Monday, Oct. 19, 1959
The High Road
Clouds of grey smoke rose from hot-fat cookers on the floodlit high-school football field in Rochester, Ind. (pop. 5,000) as "Charley Halleck Day" sizzled to a close with an old-fashioned fish fry. Heading the well-wishers of Republican House Leader Halleck on his silver anniversary in Congress was touring Vice President Richard M. Nixon. At the flag-draped rostrum, facing 15,000 Hoosiers brimful of yellow perch and Republican politics, Nixon, after saluting Halleck, the crowd and the perch, said: "Now, I want to relate the international situation to this meeting we're having in Indiana." That relationship never became completely clear, but Nixon's approach and tone were in keeping with his strategy as a presidential candidate.
Politics Bypassed. On the threshold of the presidential election year, Nixon has some well formulated plans. For as long as he can, he would like to appear before the voters, not as an active, partisan candidate, but rather as Vice President of all the U.S. He would even prefer not to announce his candidacy during the early-bird New Hampshire primary next March, but he may be forced to if New York's Governor Nelson Rockefeller files against him. Until then, Nixon will continue to project himself as a national leader who has dealt and can continue to deal with Nikita Khrushchev.

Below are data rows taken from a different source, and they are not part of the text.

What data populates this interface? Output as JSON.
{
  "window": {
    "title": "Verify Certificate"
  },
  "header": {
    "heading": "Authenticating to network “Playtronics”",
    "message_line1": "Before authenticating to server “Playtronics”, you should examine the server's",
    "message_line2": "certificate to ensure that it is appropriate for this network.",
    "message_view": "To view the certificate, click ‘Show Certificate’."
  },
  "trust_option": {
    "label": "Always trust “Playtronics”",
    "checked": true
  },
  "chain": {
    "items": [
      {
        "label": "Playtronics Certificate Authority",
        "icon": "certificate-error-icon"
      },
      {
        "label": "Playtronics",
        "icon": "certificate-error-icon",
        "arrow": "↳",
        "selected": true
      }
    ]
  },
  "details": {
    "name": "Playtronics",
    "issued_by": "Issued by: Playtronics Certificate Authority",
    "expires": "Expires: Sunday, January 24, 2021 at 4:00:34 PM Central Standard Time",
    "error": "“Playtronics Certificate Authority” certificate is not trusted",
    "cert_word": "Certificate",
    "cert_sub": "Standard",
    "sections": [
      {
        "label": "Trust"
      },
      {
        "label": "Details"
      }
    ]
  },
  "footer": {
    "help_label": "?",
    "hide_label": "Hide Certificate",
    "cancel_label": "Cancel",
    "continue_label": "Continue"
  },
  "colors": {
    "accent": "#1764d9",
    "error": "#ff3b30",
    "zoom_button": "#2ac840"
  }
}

The Nixon strategy was plainly in evidence last week. Time and again he made such remarks as "In my various conversations with Mr. Khrushchev . . ." and "As Khrushchev said to me . . ." In Illinois for the dedication of the University of Chicago's new $4,100,000 law center, Nixon urged, as he had before, that the rule of law be brought more decisively into international affairs; bypassing the opportunity to talk politics with Illinois Republicans, Nixon spent nearly all his spare time in his hotel room, working on a carefully nonpartisan speech, which he delivered at midweek at the CENTO conference in Washington (see FOREIGN NEWS).
In Dallas for the opening of the Texas state fair, Nixon again related the occasion to international affairs: "Driving out here, I thought of another fair that I saw only a few weeks ago in Russia . . ."
Once Stung. Only once during the week did Candidate Nixon get into the give and take of partisan politics. Then, stung by Democratic Presidential Candidate Stuart Symington's criticism of Administration missile and space policies, Nixon replied: "While he was Secretary of the Air Force [during the Truman Administration], I would like to know how many missiles he ordered. It was very, very few." But by week's end Nixon was back on his carefully noncontroversial path. In Oregon's Columbia River country to dedicate his second dam in a fortnight. Nixon told some 3,500: "There is no difference between a great majority of leaders of both political parties in firmly standing behind the President ... in supporting the fight of the people of Berlin and the world to achieve the kind of government they want."
By almost every political reckoning, Nixon's strategy has served him well; almost all the polls show him not only drawing far ahead of Nelson Rockefeller for the Republican nomination but also leading top Democratic hopefuls. Before 1960 is very old, he will almost certainly be drawn into the rough-and-tumble of partisan campaigning, but by that time the competition for at least the Republican nomination may be already over.